The fruits of those labors have been plain to see over these past few years. The school-record 9 JUCO commits from that 2013 class included Kevin White, Mario Alford, Dreamius Smith, and Nick O’Toole. White and Alford ended up being our two best receivers, and White went on to become an All-American and Top 10 draft pick. 2014 brought us Skyler Howard, who, love him or hate him, spent the last two seasons defining our ceiling as an offense based on the version of himself that took the field each Saturday. 2015 brought Kevin’s “little” brother KaRaun and Rasul Douglas, another 2nd team All-American. 2016 included a third White brother (Kyzir) and the electrifying Justin Crawford, as well as Trevon Wesco, Elijah Battle, Mike Daniels, and Toyous Avery, all of whom will be relied upon heavily this season. These guys aren’t roster fodder, they’ve been or are still some of our best and most important players at their respective positions. We have JUCO fingerprints all over our program, and it’s led to a pretty substantial uptick in success in a relatively short period of time for a couple of reasons.
The first reason is simply the age difference. JUCO players usually arrive on campus at 20 or 21 instead of 17 or 18, and 2 years in the 18-22 age range can be extremely significant with regards to physical development, especially considering the types of guys we’re usually able to recruit (read: not Bo Scarbrough). The physical maturity of JUCO guys means they’re more likely to be ready to play without needing a year or two in a college S&C program, which means the main focus from the second they step onto campus can be getting them caught up with regards to the scheme and playbook, which also means they’re generally able to adjust to the D1 game more quickly than their high school counterparts.
The second reason is directly related: the infusion of so many guys who are ready to play right away means that some of those high school guys who maybe need a year or two to get their bodies ready actually have that year or two to get their bodies ready. This also ensures that we don’t have to lean too heavily on a bunch of 18-year olds and helps us avoid repeating things like 2012’s defensive disaster when 9 true freshman saw significant playing time. By the way, that group included future stalwarts like Karl Joseph, KJ Dillon, Noble Nwachukwu, Christian Brown, and Jarrod Harper, which just helps hammer home the idea of what a big difference a couple of years can make.
Holgs understands this, and he knows the model is working. As mentioned in the lead-in, 8 of our 21 commitments this year came from the junior college ranks, and most, if not all of them will again be expected to contribute right away.

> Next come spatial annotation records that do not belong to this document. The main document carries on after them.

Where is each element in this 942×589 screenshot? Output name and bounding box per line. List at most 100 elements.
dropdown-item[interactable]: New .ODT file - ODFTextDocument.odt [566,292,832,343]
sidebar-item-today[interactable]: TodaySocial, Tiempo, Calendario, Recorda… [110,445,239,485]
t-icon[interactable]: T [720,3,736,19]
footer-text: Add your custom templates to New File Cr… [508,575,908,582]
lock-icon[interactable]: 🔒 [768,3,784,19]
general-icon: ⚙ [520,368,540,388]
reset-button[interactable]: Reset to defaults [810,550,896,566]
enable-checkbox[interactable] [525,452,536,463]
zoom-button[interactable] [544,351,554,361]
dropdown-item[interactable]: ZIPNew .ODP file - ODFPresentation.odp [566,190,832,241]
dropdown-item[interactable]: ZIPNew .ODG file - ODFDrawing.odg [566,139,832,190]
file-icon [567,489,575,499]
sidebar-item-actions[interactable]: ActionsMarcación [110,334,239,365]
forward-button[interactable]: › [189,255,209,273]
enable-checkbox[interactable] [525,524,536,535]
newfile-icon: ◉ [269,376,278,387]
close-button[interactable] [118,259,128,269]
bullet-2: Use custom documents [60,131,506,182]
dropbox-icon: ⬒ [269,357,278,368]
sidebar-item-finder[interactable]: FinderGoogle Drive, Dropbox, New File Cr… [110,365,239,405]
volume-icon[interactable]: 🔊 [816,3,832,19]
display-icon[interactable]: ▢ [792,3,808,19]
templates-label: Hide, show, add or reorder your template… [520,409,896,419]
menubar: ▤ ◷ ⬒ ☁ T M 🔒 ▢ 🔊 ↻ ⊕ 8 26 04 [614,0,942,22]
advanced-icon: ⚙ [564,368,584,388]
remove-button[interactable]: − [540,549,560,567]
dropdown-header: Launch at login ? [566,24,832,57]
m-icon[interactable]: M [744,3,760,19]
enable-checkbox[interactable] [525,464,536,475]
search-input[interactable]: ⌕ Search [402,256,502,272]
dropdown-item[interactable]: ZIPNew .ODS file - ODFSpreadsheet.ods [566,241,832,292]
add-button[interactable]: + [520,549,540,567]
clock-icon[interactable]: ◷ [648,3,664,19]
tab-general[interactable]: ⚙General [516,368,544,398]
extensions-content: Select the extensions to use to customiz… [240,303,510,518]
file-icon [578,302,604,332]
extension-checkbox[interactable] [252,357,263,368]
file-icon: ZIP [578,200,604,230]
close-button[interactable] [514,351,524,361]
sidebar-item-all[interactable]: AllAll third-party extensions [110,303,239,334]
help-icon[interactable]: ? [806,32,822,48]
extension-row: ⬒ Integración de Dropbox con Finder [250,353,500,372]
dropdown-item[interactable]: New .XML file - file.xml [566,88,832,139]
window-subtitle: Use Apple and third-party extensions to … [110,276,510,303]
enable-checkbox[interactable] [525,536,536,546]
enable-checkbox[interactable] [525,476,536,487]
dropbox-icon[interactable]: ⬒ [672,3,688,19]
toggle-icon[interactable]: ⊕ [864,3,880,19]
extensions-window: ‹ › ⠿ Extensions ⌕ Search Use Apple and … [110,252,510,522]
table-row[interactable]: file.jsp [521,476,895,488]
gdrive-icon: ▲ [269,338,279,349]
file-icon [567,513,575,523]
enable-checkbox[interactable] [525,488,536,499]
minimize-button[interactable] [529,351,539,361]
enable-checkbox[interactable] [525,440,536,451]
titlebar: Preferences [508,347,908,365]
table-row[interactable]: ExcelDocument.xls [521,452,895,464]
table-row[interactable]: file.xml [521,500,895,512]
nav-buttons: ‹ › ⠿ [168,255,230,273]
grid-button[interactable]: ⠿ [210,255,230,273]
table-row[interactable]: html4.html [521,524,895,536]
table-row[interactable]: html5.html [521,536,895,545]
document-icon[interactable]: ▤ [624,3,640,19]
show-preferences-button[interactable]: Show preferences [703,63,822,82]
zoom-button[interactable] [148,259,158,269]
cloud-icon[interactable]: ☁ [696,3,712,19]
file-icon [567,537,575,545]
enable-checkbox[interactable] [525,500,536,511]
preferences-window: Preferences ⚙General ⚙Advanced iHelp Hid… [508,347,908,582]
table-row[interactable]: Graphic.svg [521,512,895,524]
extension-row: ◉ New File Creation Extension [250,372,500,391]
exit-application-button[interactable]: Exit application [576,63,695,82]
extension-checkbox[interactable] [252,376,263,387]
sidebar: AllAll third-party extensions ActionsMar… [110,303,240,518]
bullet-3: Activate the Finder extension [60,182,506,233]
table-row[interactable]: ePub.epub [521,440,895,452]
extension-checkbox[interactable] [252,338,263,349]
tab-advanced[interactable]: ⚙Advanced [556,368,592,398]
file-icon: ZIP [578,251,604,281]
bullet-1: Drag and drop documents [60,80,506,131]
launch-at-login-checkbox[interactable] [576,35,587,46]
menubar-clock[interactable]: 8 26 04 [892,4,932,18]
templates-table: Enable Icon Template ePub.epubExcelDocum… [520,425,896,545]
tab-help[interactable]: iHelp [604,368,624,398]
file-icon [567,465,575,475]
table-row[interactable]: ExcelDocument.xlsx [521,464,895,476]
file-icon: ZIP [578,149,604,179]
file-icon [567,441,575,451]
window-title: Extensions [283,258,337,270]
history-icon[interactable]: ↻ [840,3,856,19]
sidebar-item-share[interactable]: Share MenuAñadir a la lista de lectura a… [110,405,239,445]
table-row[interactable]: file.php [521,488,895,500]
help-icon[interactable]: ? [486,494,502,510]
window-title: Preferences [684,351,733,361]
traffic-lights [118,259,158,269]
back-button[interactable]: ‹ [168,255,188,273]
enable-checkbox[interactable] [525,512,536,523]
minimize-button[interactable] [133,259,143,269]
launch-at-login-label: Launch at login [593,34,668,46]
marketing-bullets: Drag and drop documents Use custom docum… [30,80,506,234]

Quondarius Qualls, Jalen Harvey, Kelby Wickline, and Hakeem Bailey all look like pretty decent bets to walk into starting roles (or atleast significant playing time), while David Sills, Dominique Maiden, Isaiah Hardy, and Ezekiel Rose will all provide depth in crucial positions.
Counting those 8 guys, we’re now rolling with 16 JUCO transfers, and that number jumps to 20 if you include transfers from other D1 institutions. That’s nearly 20% of the roster, and with at least 15 of them in line to compete for starting spots it’s clear that Dana trusts them. Expect the trend to continue for as long as they continue to repay him in kind.